December 18, 2006
US pork producers welcome PNTR with Vietnam
The US National Pork Producers Council lavished praise on the congressional approval of Permanent Normal Trade Relations (PNTR) status for Vietnam passed last week.
The House and Senate passed the trade deal late Friday and early Saturday, respectively.
With PNTR, US exporters can take advantage of Vietnam's accession to the World Trade Organization to export more products to the nations at lower tariff rates. Tariff rates for about 75 percent of US agricultural exports to Vietnam, including pork, would fall to WTO-bound duty rates of 15 percent or less.
Tariffs on pork variety meats, popular in Vietnam, will decline from a rate of 20 percent to 8 percent over four years. Tariffs on most other pork products would be halved in five years.
Granting PNTR to Vietnam means the US pork industry would be able to ship more product to that nation, said NPPC President Joy Philippi, a pork producer from Bruning, Neb.

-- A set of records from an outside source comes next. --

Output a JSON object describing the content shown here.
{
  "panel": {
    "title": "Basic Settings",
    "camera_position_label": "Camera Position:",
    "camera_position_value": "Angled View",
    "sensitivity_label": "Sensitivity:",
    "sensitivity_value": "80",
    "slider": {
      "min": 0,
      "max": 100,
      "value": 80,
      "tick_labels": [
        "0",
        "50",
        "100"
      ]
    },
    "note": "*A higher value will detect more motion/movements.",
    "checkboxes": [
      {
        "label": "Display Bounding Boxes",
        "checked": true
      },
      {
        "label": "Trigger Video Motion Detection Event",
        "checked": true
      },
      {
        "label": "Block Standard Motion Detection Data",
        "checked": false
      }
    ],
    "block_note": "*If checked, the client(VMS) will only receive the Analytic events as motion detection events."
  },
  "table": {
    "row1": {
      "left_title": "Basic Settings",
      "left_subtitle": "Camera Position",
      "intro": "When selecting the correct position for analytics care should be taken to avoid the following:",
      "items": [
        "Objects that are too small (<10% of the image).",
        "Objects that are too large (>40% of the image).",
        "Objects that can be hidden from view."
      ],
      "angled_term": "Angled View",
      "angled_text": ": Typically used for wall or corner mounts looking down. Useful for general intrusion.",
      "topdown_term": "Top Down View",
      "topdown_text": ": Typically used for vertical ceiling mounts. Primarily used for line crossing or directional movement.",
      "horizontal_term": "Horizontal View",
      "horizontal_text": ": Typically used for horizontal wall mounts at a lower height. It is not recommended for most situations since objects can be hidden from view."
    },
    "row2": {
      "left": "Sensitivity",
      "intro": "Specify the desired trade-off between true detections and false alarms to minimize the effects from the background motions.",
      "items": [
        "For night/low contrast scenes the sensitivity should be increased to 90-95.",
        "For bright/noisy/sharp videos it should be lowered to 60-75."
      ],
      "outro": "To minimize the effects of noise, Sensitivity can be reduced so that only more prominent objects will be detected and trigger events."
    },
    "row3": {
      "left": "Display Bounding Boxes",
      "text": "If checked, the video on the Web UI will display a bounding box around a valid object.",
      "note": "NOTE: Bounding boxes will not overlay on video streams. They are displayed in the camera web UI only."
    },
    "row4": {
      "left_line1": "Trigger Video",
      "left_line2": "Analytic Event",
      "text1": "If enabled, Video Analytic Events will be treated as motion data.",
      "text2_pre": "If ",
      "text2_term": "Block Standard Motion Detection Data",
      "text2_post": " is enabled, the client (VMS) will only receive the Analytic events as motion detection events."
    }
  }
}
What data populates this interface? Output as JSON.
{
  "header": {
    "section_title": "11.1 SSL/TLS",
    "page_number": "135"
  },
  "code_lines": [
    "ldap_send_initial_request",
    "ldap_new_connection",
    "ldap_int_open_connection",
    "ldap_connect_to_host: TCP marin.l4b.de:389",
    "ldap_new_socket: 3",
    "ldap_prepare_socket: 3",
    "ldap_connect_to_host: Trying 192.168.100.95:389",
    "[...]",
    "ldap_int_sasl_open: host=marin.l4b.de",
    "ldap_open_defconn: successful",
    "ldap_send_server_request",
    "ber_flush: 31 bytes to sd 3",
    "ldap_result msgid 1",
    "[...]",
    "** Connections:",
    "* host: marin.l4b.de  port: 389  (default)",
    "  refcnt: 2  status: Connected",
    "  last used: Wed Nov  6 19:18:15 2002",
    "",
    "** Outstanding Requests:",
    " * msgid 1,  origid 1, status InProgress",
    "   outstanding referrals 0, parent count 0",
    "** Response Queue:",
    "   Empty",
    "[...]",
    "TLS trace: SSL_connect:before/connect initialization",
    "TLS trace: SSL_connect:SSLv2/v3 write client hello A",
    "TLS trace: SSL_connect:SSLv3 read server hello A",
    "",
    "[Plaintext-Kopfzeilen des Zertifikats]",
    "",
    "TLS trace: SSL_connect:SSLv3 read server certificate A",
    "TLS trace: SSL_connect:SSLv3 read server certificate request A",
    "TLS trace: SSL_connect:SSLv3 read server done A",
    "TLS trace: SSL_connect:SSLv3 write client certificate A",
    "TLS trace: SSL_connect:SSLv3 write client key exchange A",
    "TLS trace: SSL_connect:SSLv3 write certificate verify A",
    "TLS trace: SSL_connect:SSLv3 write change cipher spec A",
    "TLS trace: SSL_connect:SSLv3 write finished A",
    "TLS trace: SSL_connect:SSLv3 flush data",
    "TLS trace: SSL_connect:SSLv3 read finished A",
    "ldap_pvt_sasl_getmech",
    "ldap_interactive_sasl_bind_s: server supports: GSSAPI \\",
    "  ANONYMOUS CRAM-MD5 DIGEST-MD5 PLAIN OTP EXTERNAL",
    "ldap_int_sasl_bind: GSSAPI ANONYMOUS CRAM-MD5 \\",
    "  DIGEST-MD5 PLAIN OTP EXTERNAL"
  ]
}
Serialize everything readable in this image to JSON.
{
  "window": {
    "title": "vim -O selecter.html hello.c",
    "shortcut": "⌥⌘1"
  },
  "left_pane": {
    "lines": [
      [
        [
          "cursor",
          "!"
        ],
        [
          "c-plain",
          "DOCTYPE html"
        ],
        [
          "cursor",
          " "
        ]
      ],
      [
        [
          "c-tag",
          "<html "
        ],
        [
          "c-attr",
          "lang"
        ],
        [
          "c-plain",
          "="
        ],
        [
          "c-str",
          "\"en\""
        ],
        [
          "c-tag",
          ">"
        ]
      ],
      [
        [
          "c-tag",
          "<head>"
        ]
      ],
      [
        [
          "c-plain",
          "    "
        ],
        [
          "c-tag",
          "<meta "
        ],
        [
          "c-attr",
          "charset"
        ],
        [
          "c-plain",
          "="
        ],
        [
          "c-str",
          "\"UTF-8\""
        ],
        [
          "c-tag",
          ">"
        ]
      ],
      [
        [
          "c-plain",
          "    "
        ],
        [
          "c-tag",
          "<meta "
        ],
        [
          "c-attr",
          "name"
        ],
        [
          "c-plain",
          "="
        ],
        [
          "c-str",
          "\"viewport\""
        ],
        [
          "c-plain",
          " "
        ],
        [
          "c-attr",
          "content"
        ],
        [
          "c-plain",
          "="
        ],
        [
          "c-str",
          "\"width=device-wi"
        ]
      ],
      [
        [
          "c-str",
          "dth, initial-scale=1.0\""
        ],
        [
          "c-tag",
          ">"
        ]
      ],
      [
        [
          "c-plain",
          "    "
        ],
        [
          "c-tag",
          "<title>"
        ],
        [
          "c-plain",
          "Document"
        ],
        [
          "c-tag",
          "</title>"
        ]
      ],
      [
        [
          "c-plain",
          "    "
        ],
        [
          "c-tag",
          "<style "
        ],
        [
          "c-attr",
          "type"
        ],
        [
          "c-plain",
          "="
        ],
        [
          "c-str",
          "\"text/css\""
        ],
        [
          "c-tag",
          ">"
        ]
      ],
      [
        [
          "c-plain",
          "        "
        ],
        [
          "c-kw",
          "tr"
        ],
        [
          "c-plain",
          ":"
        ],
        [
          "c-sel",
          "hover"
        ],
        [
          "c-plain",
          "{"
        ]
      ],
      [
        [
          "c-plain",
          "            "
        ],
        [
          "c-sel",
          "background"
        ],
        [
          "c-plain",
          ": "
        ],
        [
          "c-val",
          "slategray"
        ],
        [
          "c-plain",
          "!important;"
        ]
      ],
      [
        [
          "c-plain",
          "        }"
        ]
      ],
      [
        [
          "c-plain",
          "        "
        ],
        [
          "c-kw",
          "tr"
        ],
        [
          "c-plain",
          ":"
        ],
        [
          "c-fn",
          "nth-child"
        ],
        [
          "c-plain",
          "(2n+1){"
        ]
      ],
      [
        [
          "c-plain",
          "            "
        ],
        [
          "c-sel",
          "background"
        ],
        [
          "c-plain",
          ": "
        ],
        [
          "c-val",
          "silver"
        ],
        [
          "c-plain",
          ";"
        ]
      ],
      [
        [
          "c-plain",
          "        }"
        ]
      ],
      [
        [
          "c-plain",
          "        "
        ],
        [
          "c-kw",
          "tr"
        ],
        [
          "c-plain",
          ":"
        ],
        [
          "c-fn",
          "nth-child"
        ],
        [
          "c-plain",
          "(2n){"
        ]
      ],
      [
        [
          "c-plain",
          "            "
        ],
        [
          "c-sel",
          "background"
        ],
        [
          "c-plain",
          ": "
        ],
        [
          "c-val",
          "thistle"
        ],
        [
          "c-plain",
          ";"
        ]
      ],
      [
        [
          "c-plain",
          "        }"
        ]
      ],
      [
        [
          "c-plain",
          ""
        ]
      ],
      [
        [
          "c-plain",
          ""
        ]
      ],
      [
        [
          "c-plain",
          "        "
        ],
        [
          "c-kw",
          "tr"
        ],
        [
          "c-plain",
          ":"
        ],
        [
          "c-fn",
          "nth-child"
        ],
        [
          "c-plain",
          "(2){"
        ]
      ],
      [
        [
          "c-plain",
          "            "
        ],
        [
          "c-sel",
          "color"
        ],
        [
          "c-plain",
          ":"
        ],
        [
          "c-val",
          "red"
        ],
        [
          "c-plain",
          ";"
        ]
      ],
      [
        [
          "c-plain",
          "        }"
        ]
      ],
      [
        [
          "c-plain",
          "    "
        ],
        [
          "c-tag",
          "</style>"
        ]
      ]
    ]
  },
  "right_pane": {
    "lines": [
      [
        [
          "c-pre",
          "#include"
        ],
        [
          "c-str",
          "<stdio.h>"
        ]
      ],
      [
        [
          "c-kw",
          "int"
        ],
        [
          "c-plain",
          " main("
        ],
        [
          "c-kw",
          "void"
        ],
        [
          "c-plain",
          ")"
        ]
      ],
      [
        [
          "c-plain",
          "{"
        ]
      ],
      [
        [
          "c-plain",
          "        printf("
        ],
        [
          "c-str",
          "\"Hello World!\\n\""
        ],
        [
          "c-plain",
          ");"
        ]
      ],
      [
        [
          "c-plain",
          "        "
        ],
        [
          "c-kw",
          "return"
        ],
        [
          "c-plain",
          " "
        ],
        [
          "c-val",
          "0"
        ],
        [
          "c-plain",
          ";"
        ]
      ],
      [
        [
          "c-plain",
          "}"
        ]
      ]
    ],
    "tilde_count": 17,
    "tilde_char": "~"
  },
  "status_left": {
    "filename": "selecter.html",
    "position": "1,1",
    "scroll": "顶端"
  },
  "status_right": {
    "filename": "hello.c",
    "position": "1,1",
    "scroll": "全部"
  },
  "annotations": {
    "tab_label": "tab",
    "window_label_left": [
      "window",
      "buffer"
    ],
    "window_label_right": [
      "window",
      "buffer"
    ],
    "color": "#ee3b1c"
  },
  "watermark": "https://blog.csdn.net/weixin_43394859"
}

This would benefit access to a market of 84 million people, where pork represents 72 percent of meat consumption.
According to Iowa State University economist Dermot Hayes, the Vietnamese accession deal would increase US pork variety meat exports to the Southeast Asian nation to US$16.5 million by 2012 from US$3.3 million in 2004.
Vietnam improved its implementation of WTO rules on sanitary and phyto-sanitary measures and agreed to recognise the US inspection system for pork as one equivalent to its own inspection system.
Also, the US would be able to settle trade disputes with Vietnam through the WTO should the country not live up to any of its obligations.